[Date Prev][Date Next][Thread Prev][Thread Next][Date Index][Thread Index]

char/char-set/pred

This page is part of the web mail archives of SRFI 13 from before July 7th, 2015. The new archives for SRFI 13 contain all messages, not just those from before July 7th, 2015.



   From: David Rush <drush@xxxxxxxxxxxx>
   - char-set params; wrap 'em up in your own lambda, please. Is
     it really more efficient to do this in the library, when
     R5RS doesn't support the data type anyway?

    From: "Sergei Egorov" <esl@xxxxxxxxxxxxxxx>
    ;;; CHAR/CHAR-SET/PRED parameters:
    In my opinion, this is an example of ad-hoc genericity:
    the choice of variants is more or less arbitrary (why
    STRING or CHAR-LIST are missing? How can I specify 
    -ci search for a char?) The whole idea does not fail 
    only because strings cannot contain char-sets or 
    procedures (this trick doesn't work with lists or
    vectors). I agree that something should be done 
    to stop the namespace pollution, but there are other
    ways: regular higher-order procedures. Besides,
    the CHAR/CHAR-SET/PRED approach is another slippery slope: 
    why don't we just define generic sequence procedures?

Not slippery at all. CHAR is the one squirrely case; I threw it in
because it is an important common case. You really have two general
ways to specify an arbitrary set of characters: as a predicate, and
as a character set. So these should be supported.

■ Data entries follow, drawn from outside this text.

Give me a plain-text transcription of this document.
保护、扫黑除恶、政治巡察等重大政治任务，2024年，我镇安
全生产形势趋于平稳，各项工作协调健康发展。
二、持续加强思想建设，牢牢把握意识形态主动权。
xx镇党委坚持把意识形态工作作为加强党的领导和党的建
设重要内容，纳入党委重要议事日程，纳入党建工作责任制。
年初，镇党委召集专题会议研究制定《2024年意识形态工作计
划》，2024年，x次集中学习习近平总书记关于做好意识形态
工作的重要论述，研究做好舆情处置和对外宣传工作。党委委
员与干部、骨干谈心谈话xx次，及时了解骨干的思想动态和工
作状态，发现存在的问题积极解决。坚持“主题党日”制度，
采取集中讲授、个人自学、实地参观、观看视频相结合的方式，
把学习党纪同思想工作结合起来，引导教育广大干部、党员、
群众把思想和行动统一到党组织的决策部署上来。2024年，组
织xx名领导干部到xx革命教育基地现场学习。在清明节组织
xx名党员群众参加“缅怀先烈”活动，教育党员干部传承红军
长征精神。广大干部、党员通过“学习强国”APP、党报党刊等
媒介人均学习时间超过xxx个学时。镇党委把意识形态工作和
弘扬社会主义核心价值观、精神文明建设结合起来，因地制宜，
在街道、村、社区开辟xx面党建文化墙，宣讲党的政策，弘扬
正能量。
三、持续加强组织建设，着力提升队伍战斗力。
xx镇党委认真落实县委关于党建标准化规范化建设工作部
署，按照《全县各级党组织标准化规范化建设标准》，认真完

Let me also make a general point about char-sets. It's an important and
valuable property that membership testing with them is known to be fast & free
of side-effects. Consider, for example, STRING-FILTER. It needs to allocate a
target string in which to store the results. How long should this string be?
No problem: make one pass over the source string and just count the hits, then
allocate the string, then make another pass and install the hits.

Now let's consider using general Scheme lambdas -- predicates. You *cannot*
write the code this way. You must instead allocate a list or save the
results on the stack, because you may not apply the testing predicate
multiple times. It might have side effects. Or it might take five minutes
to run on every application, so doubling the number of calls is a terrible
idea. You just don't know.

This means that predicate-based filtering can allocate a lot of garbage just
to do its work. Imagine filtering a megabyte string -- you could end up
allocating 8Mb or 12Mb of list storage. Bogus!

Now, while the efficiency advantages of char-sets are clear, we nonetheless
want to support predicates in the general case, because this is Scheme, and
predicates as selectors is an important paradigm to support.

So there you have it. Chars, char-sets, and predicates -- it was very
carefully limited to exactly those three.
    -Olin